= Jiří Balcar =

Jiří Balcar (26 August 1929 – 28 August 1968) was a Czechoslovak graphic artist, painter, illustrator, typographer and cartoonist. He was famous for designing movie posters and book covers.

==Life==
Jiří Balcar was born in the family of doctor Emilian Balcar in Kolín. He was one of two sons for whom their father had great expectations, and the family situation was very tense. In 1945 his father committed suicide, which hit the young Balcar hard.

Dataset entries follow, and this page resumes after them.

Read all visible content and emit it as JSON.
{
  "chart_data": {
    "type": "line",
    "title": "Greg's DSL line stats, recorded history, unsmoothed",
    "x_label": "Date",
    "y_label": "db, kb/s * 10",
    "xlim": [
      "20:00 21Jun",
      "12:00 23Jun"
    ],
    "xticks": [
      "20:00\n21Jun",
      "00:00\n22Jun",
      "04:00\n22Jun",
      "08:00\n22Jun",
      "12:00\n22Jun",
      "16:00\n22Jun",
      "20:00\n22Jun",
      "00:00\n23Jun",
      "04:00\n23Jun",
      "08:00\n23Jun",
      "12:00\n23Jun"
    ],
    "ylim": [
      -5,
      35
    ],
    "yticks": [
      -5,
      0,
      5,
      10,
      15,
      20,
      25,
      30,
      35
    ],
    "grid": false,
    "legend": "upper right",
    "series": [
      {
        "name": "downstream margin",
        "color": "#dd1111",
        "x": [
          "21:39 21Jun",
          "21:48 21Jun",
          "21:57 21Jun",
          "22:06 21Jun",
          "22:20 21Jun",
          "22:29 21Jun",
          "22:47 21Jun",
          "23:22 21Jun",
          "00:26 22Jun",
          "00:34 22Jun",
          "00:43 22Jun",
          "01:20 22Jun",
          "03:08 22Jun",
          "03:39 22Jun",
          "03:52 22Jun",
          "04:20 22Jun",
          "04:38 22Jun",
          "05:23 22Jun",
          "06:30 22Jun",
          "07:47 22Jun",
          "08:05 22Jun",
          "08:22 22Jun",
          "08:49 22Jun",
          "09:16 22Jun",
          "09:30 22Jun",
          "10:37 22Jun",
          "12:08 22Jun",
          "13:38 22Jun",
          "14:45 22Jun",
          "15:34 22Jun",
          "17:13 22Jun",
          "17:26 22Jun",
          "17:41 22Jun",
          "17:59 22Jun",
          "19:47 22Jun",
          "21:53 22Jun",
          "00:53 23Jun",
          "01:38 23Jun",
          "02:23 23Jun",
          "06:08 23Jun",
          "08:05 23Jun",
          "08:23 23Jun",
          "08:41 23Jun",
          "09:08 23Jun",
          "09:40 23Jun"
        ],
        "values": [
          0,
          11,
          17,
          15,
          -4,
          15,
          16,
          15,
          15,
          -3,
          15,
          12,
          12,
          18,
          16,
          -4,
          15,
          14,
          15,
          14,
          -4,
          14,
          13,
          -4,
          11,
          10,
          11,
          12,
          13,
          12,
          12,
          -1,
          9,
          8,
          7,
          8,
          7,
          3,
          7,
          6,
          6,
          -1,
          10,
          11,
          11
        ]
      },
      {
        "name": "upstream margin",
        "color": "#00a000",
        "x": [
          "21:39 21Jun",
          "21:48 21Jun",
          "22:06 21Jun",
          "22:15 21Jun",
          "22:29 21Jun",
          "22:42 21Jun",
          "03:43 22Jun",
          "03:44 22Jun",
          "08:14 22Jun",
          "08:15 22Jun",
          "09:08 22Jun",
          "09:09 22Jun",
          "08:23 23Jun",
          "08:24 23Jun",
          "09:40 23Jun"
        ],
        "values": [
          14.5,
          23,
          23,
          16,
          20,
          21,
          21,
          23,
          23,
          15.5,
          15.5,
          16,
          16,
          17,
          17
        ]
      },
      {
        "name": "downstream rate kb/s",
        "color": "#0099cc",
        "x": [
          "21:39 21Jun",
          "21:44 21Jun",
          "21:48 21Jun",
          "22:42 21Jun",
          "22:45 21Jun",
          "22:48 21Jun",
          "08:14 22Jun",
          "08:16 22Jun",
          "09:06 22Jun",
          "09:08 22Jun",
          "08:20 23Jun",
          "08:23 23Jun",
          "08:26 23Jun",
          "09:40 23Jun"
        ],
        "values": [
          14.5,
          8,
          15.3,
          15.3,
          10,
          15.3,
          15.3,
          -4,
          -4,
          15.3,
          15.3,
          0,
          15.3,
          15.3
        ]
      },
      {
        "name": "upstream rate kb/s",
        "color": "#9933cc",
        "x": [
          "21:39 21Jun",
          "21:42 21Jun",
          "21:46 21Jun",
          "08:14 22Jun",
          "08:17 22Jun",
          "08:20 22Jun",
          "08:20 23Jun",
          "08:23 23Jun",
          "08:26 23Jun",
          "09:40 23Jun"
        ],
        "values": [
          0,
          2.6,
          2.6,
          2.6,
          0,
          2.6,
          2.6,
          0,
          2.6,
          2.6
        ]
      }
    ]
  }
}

He studied at the Academy of Arts, Architecture and Design in Prague, which was cancelled and Balcar had to move to the studio of František Muzika. He finished his studies in 1953 and at the end of his short life, he often travelled abroad, especially to the United States of America. He died in a car accident in Prague in 1968.

==Work==
Balcar's work began during high school when he worked with a dry needle technique. In the early 1950s, he began to incorporate typography into his works, which later became his typical style. The end of his work came after visits to foreign exhibitions, especially the World Exhibition in Brussels in 1958. He then turned to European trends and became one of the pioneers of the new wave of Czech abstract painting in the late 1950s. At the beginning of the 1960s, he created abstract paintings, graphics and drawings with typographic and handwritten signs as symbols of the unpredictability of everyday reality. The theme of a modern person participating in social life is an essential part of his work. In the following years Balcar reduces further to monochrome, dark images with pasty applied colour. In his prints, he reflected the impulses of American Pop Art and the new European figurations.

His work is represented in the collections of the Aleš South Bohemian Gallery in Hluboká nad Vltavou, the Czech Museum of Fine Arts, GhmP and NG in Prague, the Regional Gallery in Liberec and also abroad at the Jacques Baruch Gallery in Chicago, Illinois or the Sztuki Museum. Łódzi.